Wittgenstein felt that Tolstoy was less successful in communicating his own apprehension of the tacit dimension when he attempted to make it explicit; some things, he thought, were better left unsaid. In a letter to Norman Malcolm, Wittgenstein had this to say about Tolstoy's late novel Resurrection:
"You see, when Tolstoy tells a story he impresses me infinitely more than when he addresses the reader. When he turns his back to the reader then he seems to me most impressive ... It seems to me his philosophy is most true when it's latent in the story" (Norman Malcolm, Ludwig Wittgenstein: A Memoir, OUP, 1984, p. 97).
Peter Berger's Dramatism suggests that the attribution of metaphysical properties to socially constructed identities (e.g., "white," "black," "male," "female," "Jew," "Gentile") is fraught with peril: "all such appellations become exercises in [Sartrean] 'bad faith' as soon as they are charged with ontological implications" (Berger, Invitation to Sociology, 157). I could not agree more.
Nevertheless, Berger stops short of adopting Wittgenstein's Tractarian admonition "whereof one cannot speak, thereof one must be silent." He does not banish the posing of metaphysical questions--for to do so results in an unwitting acceptance of the answers that our socially constructed reality provides--and this, for Berger, is to arrive at "bad faith" from a different direction. The posing of "metaphysical" questions, i.e., questions designed to interrogate the inevitability of the inherited status quo, is to exercise one's freedom. And to exercise one's freedom is, to borrow from Aristotle, to actualize a metaphysical potentiality (see Invitation chapter 6).
This view is similar in tenor to Tolstoy's death-bed assertion that "God is not love, but the more love there is, the more man reveals God, the more he truly exists."
The conversion of the potential into the actual, of fiction into fact, is the ineluctable and ethically charged "call of Being."

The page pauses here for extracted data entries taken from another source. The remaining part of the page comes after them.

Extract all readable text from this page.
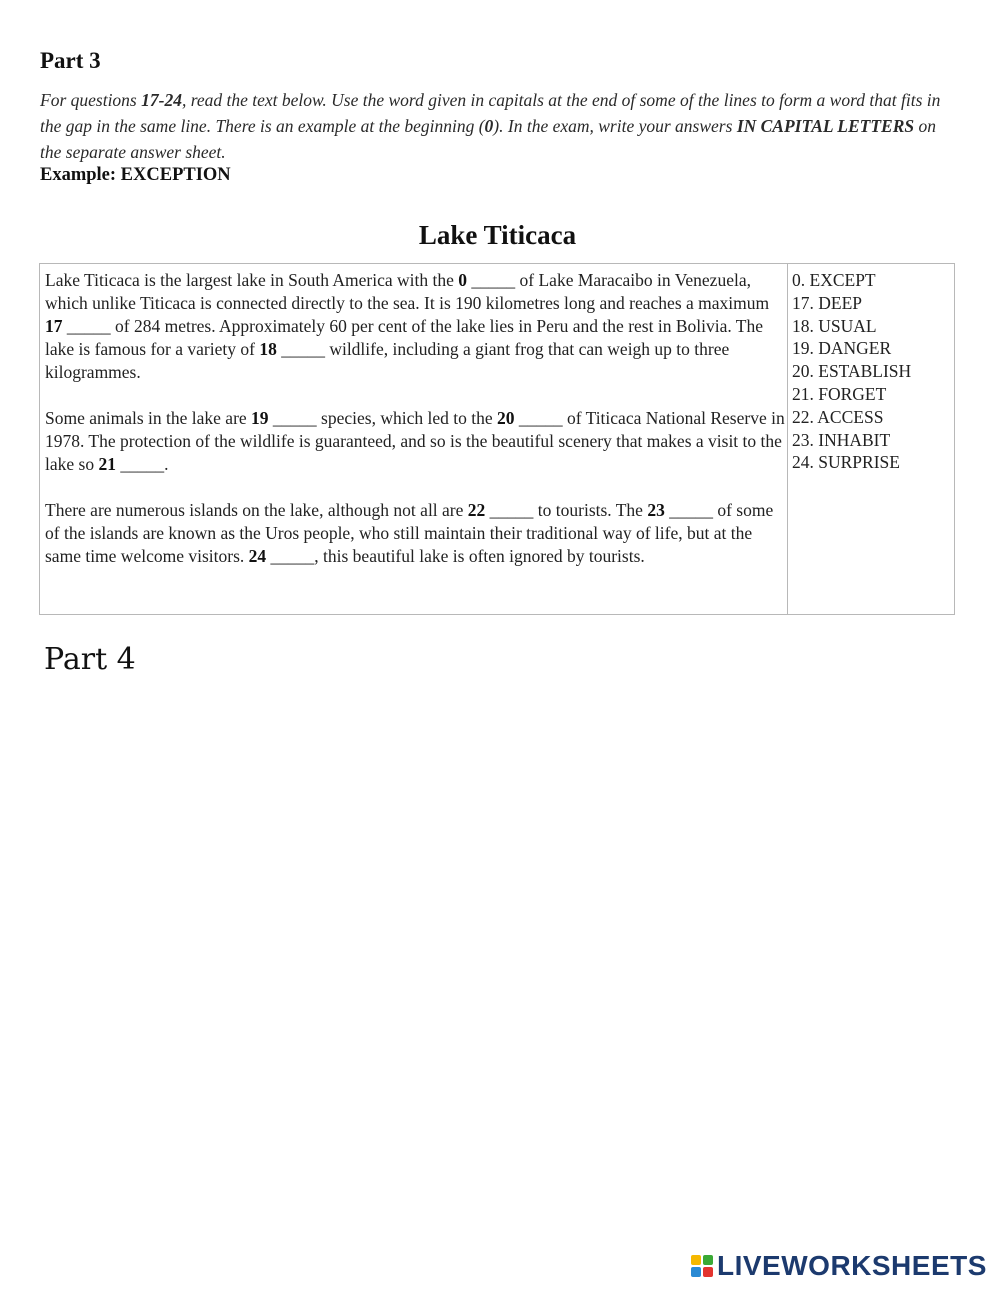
Part 3
For questions 17-24, read the text below. Use the word given in capitals at the end of some of the lines to form a word that fits in the gap in the same line. There is an example at the beginning (0). In the exam, write your answers IN CAPITAL LETTERS on the separate answer sheet.
Example: EXCEPTION
Lake Titicaca

Lake Titicaca is the largest lake in South America with the 0 _____ of Lake Maracaibo in Venezuela, which unlike Titicaca is connected directly to the sea. It is 190 kilometres long and reaches a maximum 17 _____ of 284 metres. Approximately 60 per cent of the lake lies in Peru and the rest in Bolivia. The lake is famous for a variety of 18 _____ wildlife, including a giant frog that can weigh up to three kilogrammes.

Some animals in the lake are 19 _____ species, which led to the 20 _____ of Titicaca National Reserve in 1978. The protection of the wildlife is guaranteed, and so is the beautiful scenery that makes a visit to the lake so 21 _____.

There are numerous islands on the lake, although not all are 22 _____ to tourists. The 23 _____ of some of the islands are known as the Uros people, who still maintain their traditional way of life, but at the same time welcome visitors. 24 _____, this beautiful lake is often ignored by tourists.

0. EXCEPT
17. DEEP
18. USUAL
19. DANGER
20. ESTABLISH
21. FORGET
22. ACCESS
23. INHABIT
24. SURPRISE
Part 4
LIVEWORKSHEETS
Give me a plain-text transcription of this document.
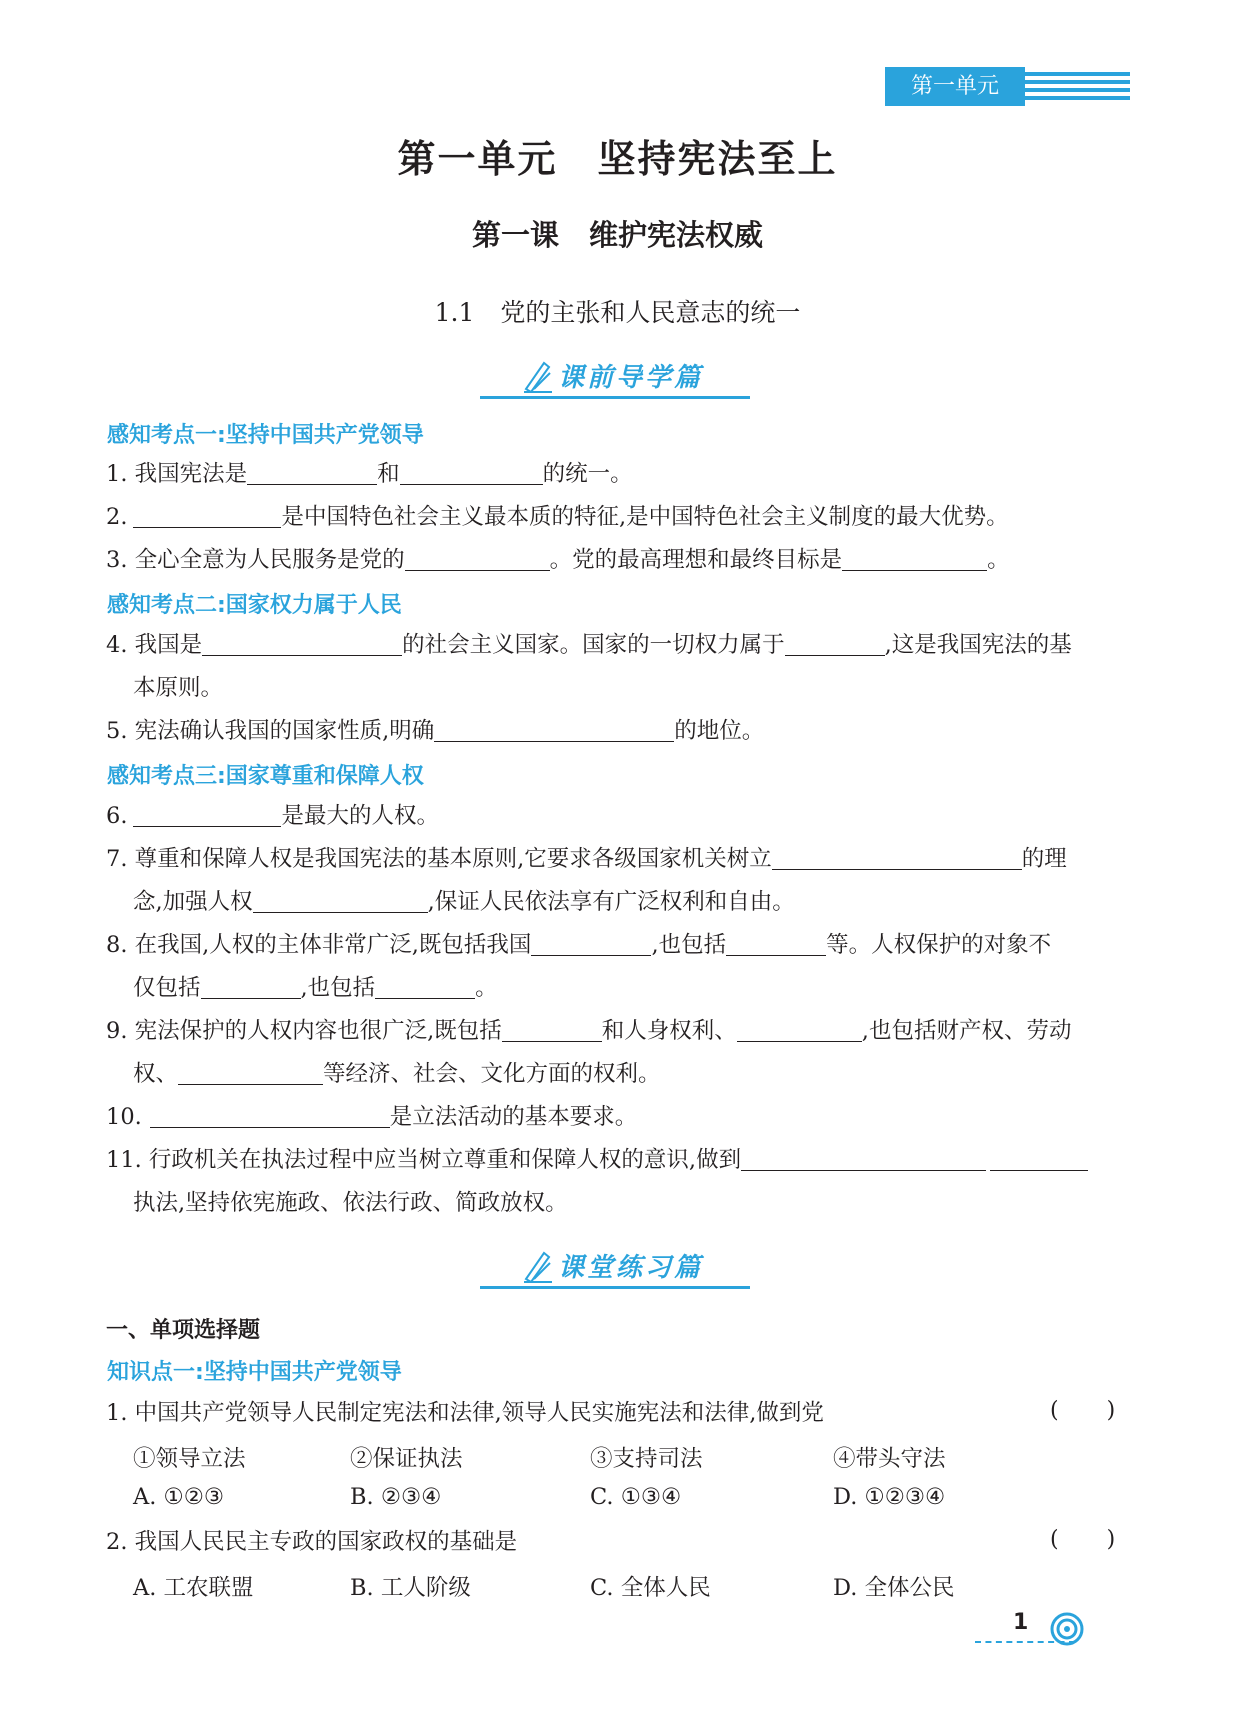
第一单元
第一单元 坚持宪法至上
第一课 维护宪法权威
1.1 党的主张和人民意志的统一
课前导学篇
感知考点一:坚持中国共产党领导
1. 我国宪法是	和	的统一。
2.	是中国特色社会主义最本质的特征,是中国特色社会主义制度的最大优势。
3. 全心全意为人民服务是党的	。党的最高理想和最终目标是	。
感知考点二:国家权力属于人民
4. 我国是	的社会主义国家。国家的一切权力属于	,这是我国宪法的基
本原则。
5. 宪法确认我国的国家性质,明确	的地位。
感知考点三:国家尊重和保障人权
6.	是最大的人权。
7. 尊重和保障人权是我国宪法的基本原则,它要求各级国家机关树立	的理
念,加强人权	,保证人民依法享有广泛权利和自由。
8. 在我国,人权的主体非常广泛,既包括我国	,也包括	等。人权保护的对象不
仅包括	,也包括	。
9. 宪法保护的人权内容也很广泛,既包括	和人身权利、	,也包括财产权、劳动
权、	等经济、社会、文化方面的权利。
10.	是立法活动的基本要求。
11. 行政机关在执法过程中应当树立尊重和保障人权的意识,做到
执法,坚持依宪施政、依法行政、简政放权。
课堂练习篇
一、单项选择题
知识点一:坚持中国共产党领导
1. 中国共产党领导人民制定宪法和法律,领导人民实施宪法和法律,做到党	( )
①领导立法	②保证执法	③支持司法	④带头守法
A. ①②③	B. ②③④	C. ①③④	D. ①②③④
2. 我国人民民主专政的国家政权的基础是	( )
A. 工农联盟	B. 工人阶级	C. 全体人民	D. 全体公民
1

Despite our best intentions, we often find our way back to Heidegger. Berger's use of the German philosopher, like Sartre's, was both skillful and sparing. Would that we all had such tact!
Wednesday, April 4, 2012
The Dark Side of Dramatism
Kenneth Burke's Dramatistic mode of analysis will always face stiff resistance--even from those whom it might benefit--because, in the shadows of this way of thinking, lurks a (further) Shakespearean apprehension:
To-morrow, and to-morrow, and to-morrow,
Creeps in this petty pace from day to day
To the last syllable of recorded time,
And all our yesterdays have lighted fools
The way to dusty death. Out, out, brief candle!
Life's but a walking shadow, a poor player
That struts and frets his hour upon the stage
And then is heard no more: it is a tale
Told by an idiot, full of sound and fury,
Signifying nothing. Macbeth 5:5.
What the French playwright and humanist Albert Camus termed "lucidity," i.e., the ability to grasp, without flinching, the human condition as theater and, therefore, in all likelihood, as a "tale told by an idiot," is simply too much for most people to bear.
Burke was able to parry the breaking of this absurd dawn throughout his long life by means of intense intellectual work punctuated by equally intense bouts of binge drinking.
Tolstoy's well-known aversion to Shakespeare was a complicated affair, but one suspects that he sensed how full acceptance of the Bard into his consciousness would court the temptation to suicide--already fierce within him.
In the final analysis, however, Tolstoy's "solution" to the "problem" of finding meaning in meaninglessness was to harness the vocabulary of theism in a manner not unlike Camus's vocabulary of nature. There is a sobriety about the resolutions of both men that reflects a Dramatistic apprehension of the human predicament.
Ethically, speaking, both men reached the conclusion that, if this life is but a series of acts and scenes, let us learn to play our parts (conduct ourselves) with grace, decorum, courage and, above all, candor.
The "dark side" of Dramatism ensues when one is blinded by the light.